Data is literally defined as facts and statistics collected together for reference or analysis. It is the observations of facts, quantities, characters, or symbols on which thinking/ operations are performed by a brain/ computer, which may be stored and transmitted in the form of speech, message, electrical signals and recorded on magnetic, optical, or mechanical recording media.
Data comes in different types, has many origins and serves multiple purposes.
We mainly speak of the following types of data:
- Binary Data is the afore-mentioned Yes/No, Pass/Fail data. This most basic form of attribute data has only 2 possible values (i.e. Yes or No).
- Categorical Data is the next rung on the evolutionary ladder of data types. This is also a form of attribute data, but rather than just 2 possibilities, you now have multiple categories into which you can assign your observation.
- Attribute Data, whether binary or categorical, is usually interpreted by converting it into percentages. For example, in an A/B test, 10% of Group A converted, while 12% of Group B converted. Categorical data gives you that next level of granularity.
- Ordinal Data is a type of categorical data where numbers are assigned to each category that has some meaning or rank. Some examples would be letter grades A-F converted to values 4-1, or the number of stars assigned to an Uber driver. Ordinal data falls somewhere between attribute data and variable data.
- Variable Data assigns numbers to observations, which is why it is also known as numerical data or quantitative This is the most commonly used data type in Engineering and Science, where you are typically measuring a part, chemical reaction or some other observation that a very specific number can be assigned to.
- Discrete variable data is where the observations are always whole numbers, such as the number of customers purchasing or the number of individual pages within a website.
- Continuous variable data is numerical data that can be more specific, such as “the video downloaded in 9.18 seconds”. Depending on how you are measuring your continuous variable data can become more and more precise, down to several decimal places.
In harmony with the digital boom, data has now turned digital.

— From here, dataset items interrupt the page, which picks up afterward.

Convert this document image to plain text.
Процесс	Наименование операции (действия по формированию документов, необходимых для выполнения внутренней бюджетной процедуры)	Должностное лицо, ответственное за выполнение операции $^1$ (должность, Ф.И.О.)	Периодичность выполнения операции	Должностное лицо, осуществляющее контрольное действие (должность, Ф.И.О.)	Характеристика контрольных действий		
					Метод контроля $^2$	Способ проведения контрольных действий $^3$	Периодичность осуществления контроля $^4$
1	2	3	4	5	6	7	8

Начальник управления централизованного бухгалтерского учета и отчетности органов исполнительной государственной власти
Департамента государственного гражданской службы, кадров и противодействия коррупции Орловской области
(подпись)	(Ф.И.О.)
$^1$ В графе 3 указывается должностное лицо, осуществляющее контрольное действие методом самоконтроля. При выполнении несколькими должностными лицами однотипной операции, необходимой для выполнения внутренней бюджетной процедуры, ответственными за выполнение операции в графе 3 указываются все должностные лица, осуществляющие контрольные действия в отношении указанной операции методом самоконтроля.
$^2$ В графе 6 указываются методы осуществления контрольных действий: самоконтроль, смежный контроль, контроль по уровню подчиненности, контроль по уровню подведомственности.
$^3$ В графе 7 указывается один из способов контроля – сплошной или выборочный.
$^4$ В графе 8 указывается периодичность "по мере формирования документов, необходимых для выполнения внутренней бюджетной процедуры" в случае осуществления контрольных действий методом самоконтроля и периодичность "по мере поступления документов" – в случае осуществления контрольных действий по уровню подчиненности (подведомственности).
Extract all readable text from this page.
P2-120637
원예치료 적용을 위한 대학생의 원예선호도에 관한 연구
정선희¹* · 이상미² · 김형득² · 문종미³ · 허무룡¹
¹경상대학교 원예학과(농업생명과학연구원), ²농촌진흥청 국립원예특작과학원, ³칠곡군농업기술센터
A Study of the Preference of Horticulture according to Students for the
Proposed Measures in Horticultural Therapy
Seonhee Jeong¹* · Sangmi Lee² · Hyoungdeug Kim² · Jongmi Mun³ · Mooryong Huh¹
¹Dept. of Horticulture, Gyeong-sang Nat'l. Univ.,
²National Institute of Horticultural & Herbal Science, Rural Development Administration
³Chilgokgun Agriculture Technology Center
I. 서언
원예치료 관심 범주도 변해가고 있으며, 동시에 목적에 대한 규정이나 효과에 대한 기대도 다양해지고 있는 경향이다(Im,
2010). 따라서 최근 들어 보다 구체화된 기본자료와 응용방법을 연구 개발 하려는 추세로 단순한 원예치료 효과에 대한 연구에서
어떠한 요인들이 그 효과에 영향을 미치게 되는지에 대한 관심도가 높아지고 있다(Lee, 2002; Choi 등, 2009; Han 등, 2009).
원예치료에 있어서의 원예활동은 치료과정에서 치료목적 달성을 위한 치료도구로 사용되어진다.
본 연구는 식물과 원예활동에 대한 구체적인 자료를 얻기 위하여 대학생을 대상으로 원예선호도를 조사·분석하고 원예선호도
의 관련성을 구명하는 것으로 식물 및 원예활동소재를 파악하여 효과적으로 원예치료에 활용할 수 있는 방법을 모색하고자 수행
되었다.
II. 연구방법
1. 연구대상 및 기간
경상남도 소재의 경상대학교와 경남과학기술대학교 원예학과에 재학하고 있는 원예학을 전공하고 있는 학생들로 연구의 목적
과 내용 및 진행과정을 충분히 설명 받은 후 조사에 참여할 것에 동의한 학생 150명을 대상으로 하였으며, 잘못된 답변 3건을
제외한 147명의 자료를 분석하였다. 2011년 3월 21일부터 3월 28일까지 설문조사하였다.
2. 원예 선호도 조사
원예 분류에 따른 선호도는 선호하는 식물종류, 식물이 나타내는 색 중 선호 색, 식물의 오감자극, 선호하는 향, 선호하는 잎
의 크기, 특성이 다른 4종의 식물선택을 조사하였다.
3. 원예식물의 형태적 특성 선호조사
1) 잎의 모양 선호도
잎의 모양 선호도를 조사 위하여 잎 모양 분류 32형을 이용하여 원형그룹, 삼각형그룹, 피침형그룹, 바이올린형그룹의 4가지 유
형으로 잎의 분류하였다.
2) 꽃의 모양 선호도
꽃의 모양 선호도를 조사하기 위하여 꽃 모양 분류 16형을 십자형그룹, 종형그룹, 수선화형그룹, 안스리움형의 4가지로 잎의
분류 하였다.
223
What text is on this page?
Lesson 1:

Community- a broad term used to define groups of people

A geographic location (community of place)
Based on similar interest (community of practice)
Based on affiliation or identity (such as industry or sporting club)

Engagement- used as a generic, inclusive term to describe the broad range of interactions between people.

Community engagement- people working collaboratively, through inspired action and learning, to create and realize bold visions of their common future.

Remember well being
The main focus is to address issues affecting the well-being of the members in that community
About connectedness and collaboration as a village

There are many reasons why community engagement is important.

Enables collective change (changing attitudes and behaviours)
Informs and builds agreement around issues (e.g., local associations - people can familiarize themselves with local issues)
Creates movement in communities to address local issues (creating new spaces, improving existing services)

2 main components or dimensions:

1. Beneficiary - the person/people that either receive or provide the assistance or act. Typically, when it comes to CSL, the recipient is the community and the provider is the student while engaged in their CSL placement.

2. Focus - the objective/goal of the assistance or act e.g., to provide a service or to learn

Archives are shrinking, servers and clouds are expanding in terms of capacity and performance to be able to contain this data.

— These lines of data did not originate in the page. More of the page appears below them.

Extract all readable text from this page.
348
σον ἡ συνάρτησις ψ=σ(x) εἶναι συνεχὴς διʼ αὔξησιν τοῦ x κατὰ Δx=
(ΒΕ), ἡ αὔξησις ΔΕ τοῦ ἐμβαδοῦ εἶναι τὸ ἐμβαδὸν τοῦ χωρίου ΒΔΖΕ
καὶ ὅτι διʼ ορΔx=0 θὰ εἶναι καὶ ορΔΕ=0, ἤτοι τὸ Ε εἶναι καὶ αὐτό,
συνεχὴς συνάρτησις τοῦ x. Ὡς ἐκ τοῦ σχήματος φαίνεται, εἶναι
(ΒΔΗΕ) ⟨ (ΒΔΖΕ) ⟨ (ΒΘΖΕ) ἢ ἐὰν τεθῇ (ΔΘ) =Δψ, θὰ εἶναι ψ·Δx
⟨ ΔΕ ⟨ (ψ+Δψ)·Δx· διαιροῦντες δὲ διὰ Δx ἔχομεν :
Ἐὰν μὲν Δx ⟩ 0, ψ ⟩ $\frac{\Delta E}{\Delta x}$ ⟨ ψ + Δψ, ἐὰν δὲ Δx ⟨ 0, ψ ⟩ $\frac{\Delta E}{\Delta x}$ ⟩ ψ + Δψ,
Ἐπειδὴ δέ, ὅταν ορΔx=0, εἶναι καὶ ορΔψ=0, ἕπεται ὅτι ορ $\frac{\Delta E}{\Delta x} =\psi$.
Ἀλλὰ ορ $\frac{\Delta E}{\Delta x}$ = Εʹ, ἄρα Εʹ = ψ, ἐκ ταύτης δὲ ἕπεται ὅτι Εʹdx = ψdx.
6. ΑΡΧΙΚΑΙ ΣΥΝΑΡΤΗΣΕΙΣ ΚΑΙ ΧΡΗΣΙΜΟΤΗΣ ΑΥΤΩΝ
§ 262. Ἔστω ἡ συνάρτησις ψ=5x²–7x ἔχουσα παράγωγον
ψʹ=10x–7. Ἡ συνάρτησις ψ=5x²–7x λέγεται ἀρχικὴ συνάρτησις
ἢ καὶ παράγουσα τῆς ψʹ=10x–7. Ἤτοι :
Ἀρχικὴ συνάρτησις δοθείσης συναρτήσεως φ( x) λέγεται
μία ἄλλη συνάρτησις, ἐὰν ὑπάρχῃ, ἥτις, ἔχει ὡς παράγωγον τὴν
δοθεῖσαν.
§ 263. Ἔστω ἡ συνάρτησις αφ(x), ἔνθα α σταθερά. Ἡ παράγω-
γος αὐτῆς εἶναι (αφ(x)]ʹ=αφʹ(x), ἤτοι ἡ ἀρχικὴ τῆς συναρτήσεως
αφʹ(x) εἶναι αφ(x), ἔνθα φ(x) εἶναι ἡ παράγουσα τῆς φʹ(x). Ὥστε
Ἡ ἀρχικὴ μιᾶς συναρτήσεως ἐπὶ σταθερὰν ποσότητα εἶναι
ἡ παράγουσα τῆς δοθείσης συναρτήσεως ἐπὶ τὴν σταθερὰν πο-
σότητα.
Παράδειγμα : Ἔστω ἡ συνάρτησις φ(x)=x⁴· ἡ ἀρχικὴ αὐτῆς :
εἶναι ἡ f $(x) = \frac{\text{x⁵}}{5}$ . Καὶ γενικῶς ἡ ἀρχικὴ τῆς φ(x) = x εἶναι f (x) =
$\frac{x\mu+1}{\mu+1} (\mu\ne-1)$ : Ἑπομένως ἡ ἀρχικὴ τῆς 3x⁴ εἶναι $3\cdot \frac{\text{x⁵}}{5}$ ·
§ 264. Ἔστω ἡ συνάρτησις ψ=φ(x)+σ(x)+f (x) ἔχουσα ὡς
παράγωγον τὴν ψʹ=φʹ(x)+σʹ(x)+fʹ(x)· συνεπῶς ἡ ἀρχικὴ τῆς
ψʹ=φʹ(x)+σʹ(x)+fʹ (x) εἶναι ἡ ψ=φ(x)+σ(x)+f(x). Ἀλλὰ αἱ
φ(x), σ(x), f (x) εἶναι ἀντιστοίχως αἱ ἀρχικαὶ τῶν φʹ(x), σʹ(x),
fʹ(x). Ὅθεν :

The digital data, which contracts the analog data, is defined as forms of data that uses specific machine language systems that can be interpreted by various technologies.
As simple as it might sound, people so often confuse digital data with the artificial intelligence.

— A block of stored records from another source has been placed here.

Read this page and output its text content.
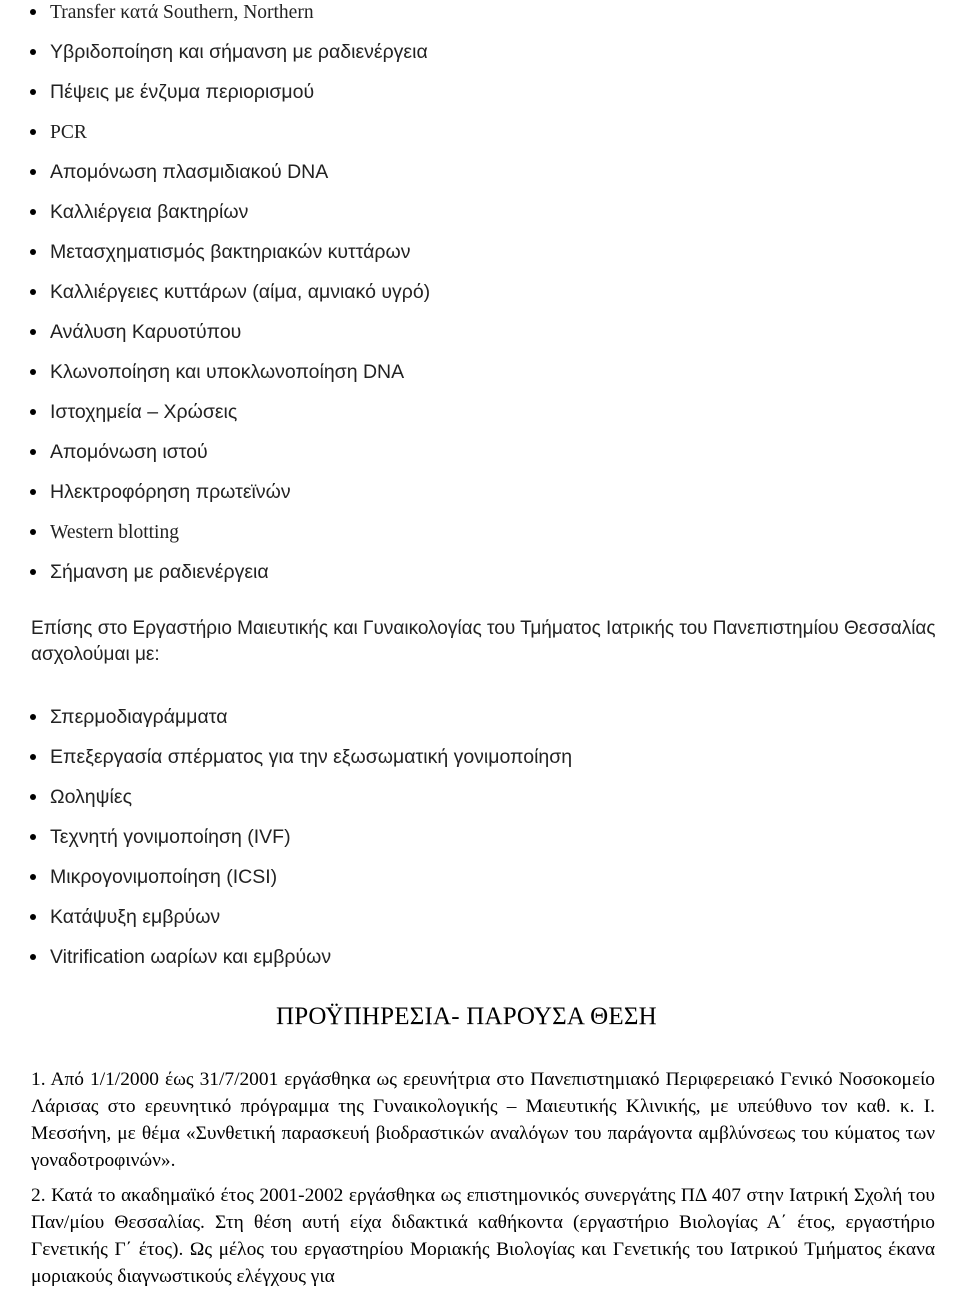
Transfer κατά Southern, Northern
Υβριδοποίηση και σήμανση με ραδιενέργεια
Πέψεις με ένζυμα περιορισμού
PCR
Απομόνωση πλασμιδιακού DNA
Καλλιέργεια βακτηρίων
Μετασχηματισμός βακτηριακών κυττάρων
Καλλιέργειες κυττάρων (αίμα, αμνιακό υγρό)
Ανάλυση Καρυοτύπου
Κλωνοποίηση και υποκλωνοποίηση DNA
Ιστοχημεία – Χρώσεις
Απομόνωση ιστού
Ηλεκτροφόρηση πρωτεϊνών
Western blotting
Σήμανση με ραδιενέργεια

Επίσης στο Εργαστήριο Μαιευτικής και Γυναικολογίας του Τμήματος Ιατρικής του Πανεπιστημίου Θεσσαλίας ασχολούμαι με:

Σπερμοδιαγράμματα
Επεξεργασία σπέρματος για την εξωσωματική γονιμοποίηση
Ωοληψίες
Τεχνητή γονιμοποίηση (IVF)
Μικρογονιμοποίηση (ICSI)
Κατάψυξη εμβρύων
Vitrification ωαρίων και εμβρύων
ΠΡΟΫΠΗΡΕΣΙΑ- ΠΑΡΟΥΣΑ ΘΕΣΗ

1. Από 1/1/2000 έως 31/7/2001 εργάσθηκα ως ερευνήτρια στο Πανεπιστημιακό Περιφερειακό Γενικό Νοσοκομείο Λάρισας στο ερευνητικό πρόγραμμα της Γυναικολογικής – Μαιευτικής Κλινικής, με υπεύθυνο τον καθ. κ. Ι. Μεσσήνη, με θέμα «Συνθετική παρασκευή βιοδραστικών αναλόγων του παράγοντα αμβλύνσεως του κύματος των γοναδοτροφινών».

2. Κατά το ακαδημαϊκό έτος 2001-2002 εργάσθηκα ως επιστημονικός συνεργάτης ΠΔ 407 στην Ιατρική Σχολή του Παν/μίου Θεσσαλίας. Στη θέση αυτή είχα διδακτικά καθήκοντα (εργαστήριο Βιολογίας Α΄ έτος, εργαστήριο Γενετικής Γ΄ έτος). Ως μέλος του εργαστηρίου Μοριακής Βιολογίας και Γενετικής του Ιατρικού Τμήματος έκανα μοριακούς διαγνωστικούς ελέγχους για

While the Digital data is still a type of data “of our era”, the artificial intelligence, also known as AI, is the simulation of human intelligence that is processed by machines, especially computer systems.
These processes include learning (the acquisition of information and rules for using the information), reasoning (using rules to reach approximate or definite conclusions) and self-correction. Particular applications of AI include expert systems, speech recognition and machine vision.
These two words are quite the talk of the planet as people and organizations are embracing this world of digitalization.
Bill Gates stated: ““The first rule of any technology used in a business is that automation applied to an efficient operation will magnify the efficiency. The second is that automation applied to an inefficient operation will magnify the inefficiency.” This only highlights the necessity of both Digital Data and AI to grow in the same direction in order to hit the targets.
Every organization, today, is collecting and creating huge amounts of data. Understanding that data, interrogating data to tell relevant and meaningful stories and making those insights available for everyone is how modern businesses scale at pace.
Companies invest immensely to generate value from their data. To empower staff to make Data Driven Decisions in real-time from business insights they trust. Backed by a Data Strategy and Policies to manage data and protect privacy.
Clients work with Data Analysts to deliver an organizational change, to reinvent and innovate, leveraging owned and public data sets to produce business insights that create commercial value.
The Data of today in the clarity, the instructions and the power of tomorrow!